Deep Impact spacecraft eyes Comet ISON

The Comet ISON imaging campaign is expected to yield infrared data and light curves, which are used in defining the comet’s rotation rate, in addition to visible-light images.
By and | Published: February 7, 2013 | Last updated on May 18, 2023
Comet-ISON
This image of Comet ISON (C/2012 S1) was taken by the Medium-Resolution Imager of NASA’s Deep Impact spacecraft.
NASA’s Deep Impact spacecraft has acquired its first images of Comet ISON (C/2012 S1). The spacecraft’s Medium-Resolution Imager took the images over a 36-hour period January 17–18, 2013, from a distance of 493 million miles (793 million kilometers). Many scientists anticipate a bright future for Comet ISON; the spaceborne conglomeration of dust and ice may put on quite a show as it passes through the inner solar system this fall.

“This is the fourth comet on which we have performed science observations and the farthest point from Earth from which we’ve tried to transmit data on a comet,” said Tim Larson of NASA’s Jet Propulsion Laboratory (JPL) in Pasadena, California. “The distance limits our bandwidth, so it’s a little like communicating through a modem after being used to DSL. But we’re going to coordinate our science collection and playback so we maximize our return on this potentially spectacular comet.”

Deep Impact has executed close flybys of two comets — Tempel 1 and Hartley 2 — and performed scientific observations on two more — Comet Garradd and now ISON. The Comet ISON imaging campaign is expected to yield infrared data and light curves, which are used in defining the comet’s rotation rate, in addition to visible-light images.

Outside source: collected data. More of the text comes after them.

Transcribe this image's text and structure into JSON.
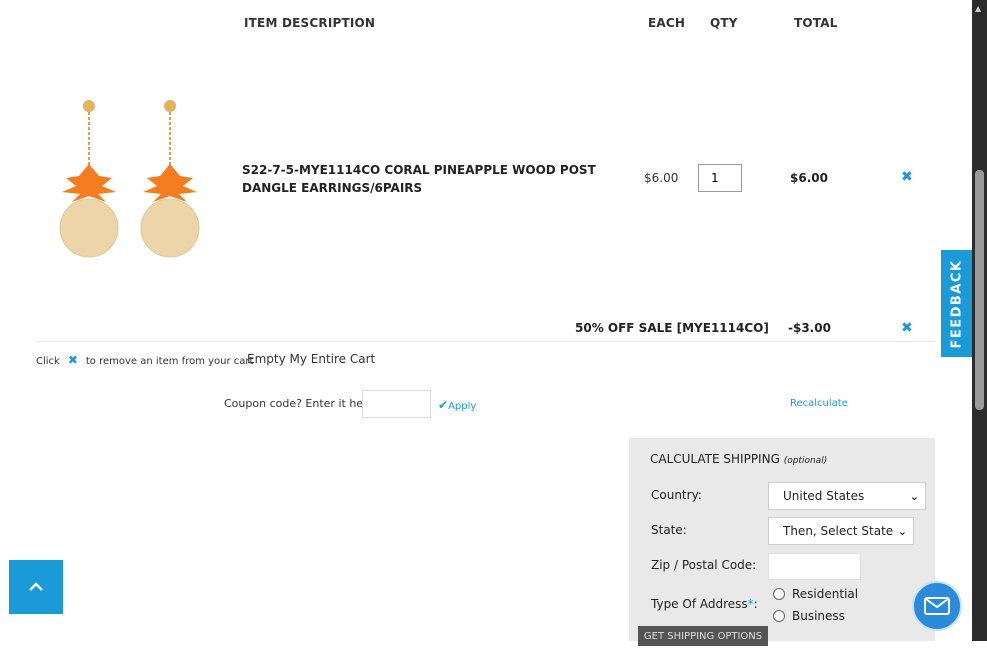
{
  "table_header": {
    "item_description": "ITEM  DESCRIPTION",
    "each": "EACH",
    "qty": "QTY",
    "total": "TOTAL"
  },
  "item": {
    "description": "S22-7-5-MYE1114CO CORAL PINEAPPLE WOOD POST DANGLE EARRINGS/6PAIRS",
    "each": "$6.00",
    "qty": "1",
    "total": "$6.00",
    "remove_icon": "close-icon"
  },
  "discount": {
    "label": "50% OFF SALE [MYE1114CO]",
    "amount": "-$3.00"
  },
  "cart_actions": {
    "hint_prefix": "Click",
    "hint_suffix": "to remove an item from your cart",
    "empty_cart": "Empty My Entire Cart",
    "coupon_label": "Coupon code? Enter it here:",
    "coupon_value": "",
    "apply": "Apply",
    "recalculate": "Recalculate"
  },
  "shipping": {
    "title": "CALCULATE SHIPPING",
    "title_note": "(optional)",
    "country_label": "Country:",
    "country_value": "United States",
    "state_label": "State:",
    "state_value": "Then, Select State",
    "zip_label": "Zip / Postal Code:",
    "zip_value": "",
    "address_type_label": "Type Of Address",
    "required_mark": "*",
    "address_type_suffix": ":",
    "options": [
      "Residential",
      "Business"
    ],
    "get_options_button": "GET SHIPPING OPTIONS"
  },
  "feedback_tab": "FEEDBACK",
  "colors": {
    "accent": "#1a9ad6",
    "shipping_panel_bg": "#e9e9e9",
    "earring_orange": "#f57c1f",
    "earring_wood": "#ecd5a8"
  }
}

A movie of Comet ISON was generated from initial data acquired during this campaign. Preliminary results indicate that, although the comet is still in the outer solar system, more than 474 million miles (763 million km) from the Sun, it is already active. As of January 18, the tail extending from ISON’s nucleus was already more than 40,000 miles (64,400km) long.

Long-period comets like ISON are thought to arrive from the solar system’s Oort Cloud, a giant spherical cloud of icy bodies surrounding our solar system so far away that its outer edge is about a third of the way to the nearest star other than our Sun. Every once in a while, one of these loose conglomerations of ice, rock, dust, and organic compounds is disturbed out of its established orbit in the Oort Cloud by a passing star or the combined gravitational effects of the stars in the Milky Way Galaxy. With these gravitational nudges, so begins a comet’s eons-long, arching plunge toward the inner solar system.

Two Russian astronomers using the International Scientific Optical Network’s 16-inch (40 centimeters) telescope near Kislovodsk discovered Comet ISON on September 21, 2012. NASA’s Near-Earth Object Program Office, based at JPL, has plotted its orbit and determined that the comet is more than likely making its first-ever sweep through the inner solar system. Having not come this way before means the comet’s pristine surface has a higher probability of being laden with volatile material just waiting for some of the Sun’s energy to heat it up and help it escape. With the exodus of these clean ices could come a boatload of dust, held in check since the beginnings of our solar system. This released gas and dust is what is seen on Earth as comprising a comet’s atmosphere — coma — and tail.

Comet ISON will not be a threat to Earth, getting no closer to Earth than about 40 million miles (64 million km) December 26, 2013. But stargazers will have an opportunity to view the comet’s head and tail before and after its closest approach to the Sun if the comet doesn’t fade early or break up before reaching our star.